Undirected graphical models are widely used in statistics, physics, and machine vision. However, Bayesian parameter estimation for undirected models is extremely challenging, since evaluation of the posterior typically involves the calculation of an intractable normalizing constant. This problem has received much attention, but very little of this has focused on the important practical case where the data consist of noisy or incomplete observations of the underlying hidden structure. This article specifically addresses this problem, comparing two alternate methodologies. In the first of these approaches, particle Markov chain Monte Carlo (Andrieu, Doucet, and Holenstein) is used to efficiently explore the parameter space, combined with the exchange algorithm (Murray, Ghahramani, and MacKay) for avoiding the calculation of the intractable normalizing constant (a proof showing that this combination targets the correct distribution is given in Appendix A available in the online supplementary materials).

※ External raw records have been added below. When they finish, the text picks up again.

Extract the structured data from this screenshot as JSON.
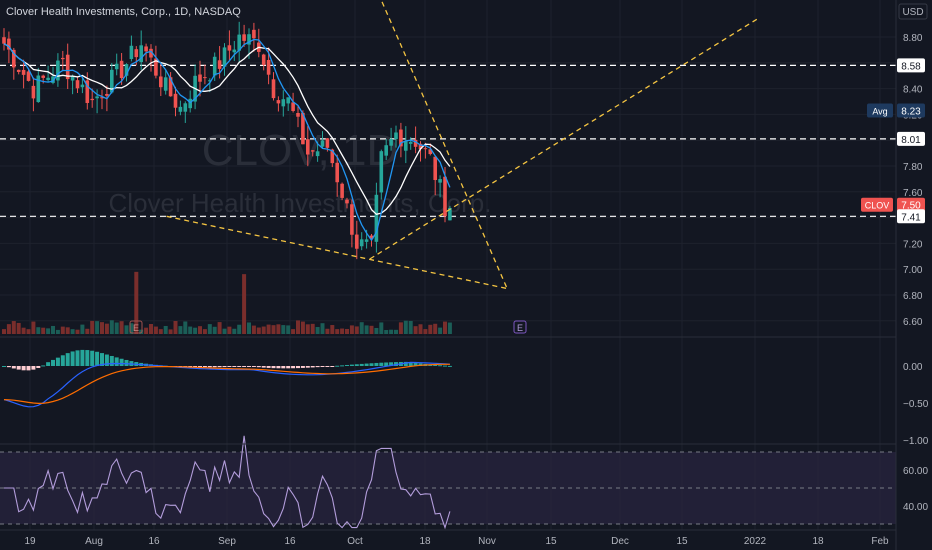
{
  "header": {
    "symbol_title": "Clover Health Investments, Corp., 1D, NASDAQ",
    "currency": "USD"
  },
  "watermark": {
    "symbol": "CLOV, 1D",
    "name": "Clover Health Investments, Corp."
  },
  "price_axis": {
    "ticks": [
      "8.80",
      "8.60",
      "8.40",
      "8.20",
      "8.00",
      "7.80",
      "7.60",
      "7.40",
      "7.20",
      "7.00",
      "6.80",
      "6.60"
    ]
  },
  "price_labels": [
    {
      "text": "8.58",
      "type": "line"
    },
    {
      "text": "8.23",
      "type": "avg",
      "tag": "Avg"
    },
    {
      "text": "8.01",
      "type": "line"
    },
    {
      "text": "7.50",
      "type": "last",
      "tag": "CLOV"
    },
    {
      "text": "7.41",
      "type": "line"
    }
  ],
  "horizontal_levels": [
    8.58,
    8.01,
    7.41
  ],
  "macd_axis": {
    "ticks": [
      "0.00",
      "−0.50",
      "−1.00"
    ]
  },
  "rsi_axis": {
    "ticks": [
      "60.00",
      "40.00"
    ]
  },
  "time_axis": {
    "ticks": [
      "19",
      "Aug",
      "16",
      "Sep",
      "16",
      "Oct",
      "18",
      "Nov",
      "15",
      "Dec",
      "15",
      "2022",
      "18",
      "Feb"
    ]
  },
  "earnings_marker": "E",
  "colors": {
    "up": "#26a69a",
    "down": "#ef5350",
    "white_ma": "#ffffff",
    "blue_ma": "#2196f3",
    "trendline": "#f5c542",
    "macd_line": "#2962ff",
    "signal_line": "#ff6d00",
    "rsi_line": "#b39ddb",
    "rsi_band": "#2a2540",
    "background": "#131722",
    "grid": "#1e222d"
  },
  "chart_data": {
    "type": "candlestick",
    "panes": [
      "price",
      "volume",
      "macd",
      "rsi"
    ],
    "ylim_price": [
      6.5,
      8.9
    ],
    "last_price": 7.5,
    "avg_price": 8.23,
    "ylim_macd": [
      -1.05,
      0.3
    ],
    "ylim_rsi": [
      20,
      80
    ],
    "rsi_levels": [
      70,
      50,
      30
    ],
    "x_dates": [
      "Jul 19",
      "Aug",
      "Aug 16",
      "Sep",
      "Sep 16",
      "Oct",
      "Oct 18",
      "Nov",
      "Nov 15",
      "Dec",
      "Dec 15",
      "2022",
      "Jan 18",
      "Feb"
    ],
    "trendlines": [
      {
        "name": "upper-wedge",
        "from": [
          7.65,
          9.2
        ],
        "to": [
          10.35,
          6.85
        ]
      },
      {
        "name": "lower-wedge",
        "from": [
          3.4,
          7.41
        ],
        "to": [
          10.35,
          6.85
        ]
      },
      {
        "name": "rising-line",
        "from": [
          7.55,
          7.08
        ],
        "to": [
          15.5,
          8.95
        ]
      }
    ]
  }
}
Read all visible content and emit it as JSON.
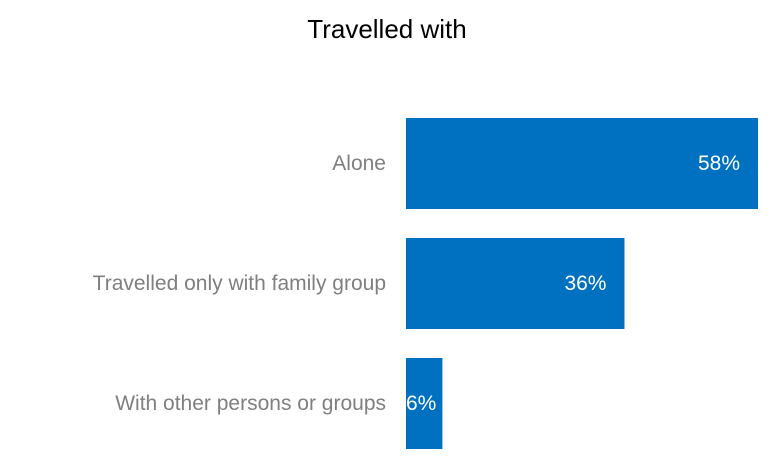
{
  "chart_data": {
    "type": "bar",
    "orientation": "horizontal",
    "title": "Travelled with",
    "categories": [
      "Alone",
      "Travelled only with family group",
      "With other persons or groups"
    ],
    "values": [
      58,
      36,
      6
    ],
    "value_labels": [
      "58%",
      "36%",
      "6%"
    ],
    "unit": "%",
    "xlim": [
      0,
      58
    ],
    "grid": false,
    "legend": "none",
    "bar_color": "#0070c0",
    "category_label_color": "#7f7f7f",
    "value_label_color": "#ffffff",
    "title_color": "#000000"
  }
}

This approach is compared with approximate Bayesian computation (Pritchard et al.). Applications to estimating the parameters of Ising models and exponential random graphs from noisy data are presented. Each algorithm used in the article targets an approximation to the true posterior due to the use of Markov chain Monte Carlo method (MCMC) to simulate from the latent graphical model, in lieu of being able to do this exactly, in general. Appendix B (online supplementary materials) also describes the nature of the resulting approximation. Supplementary materials for this article are available online.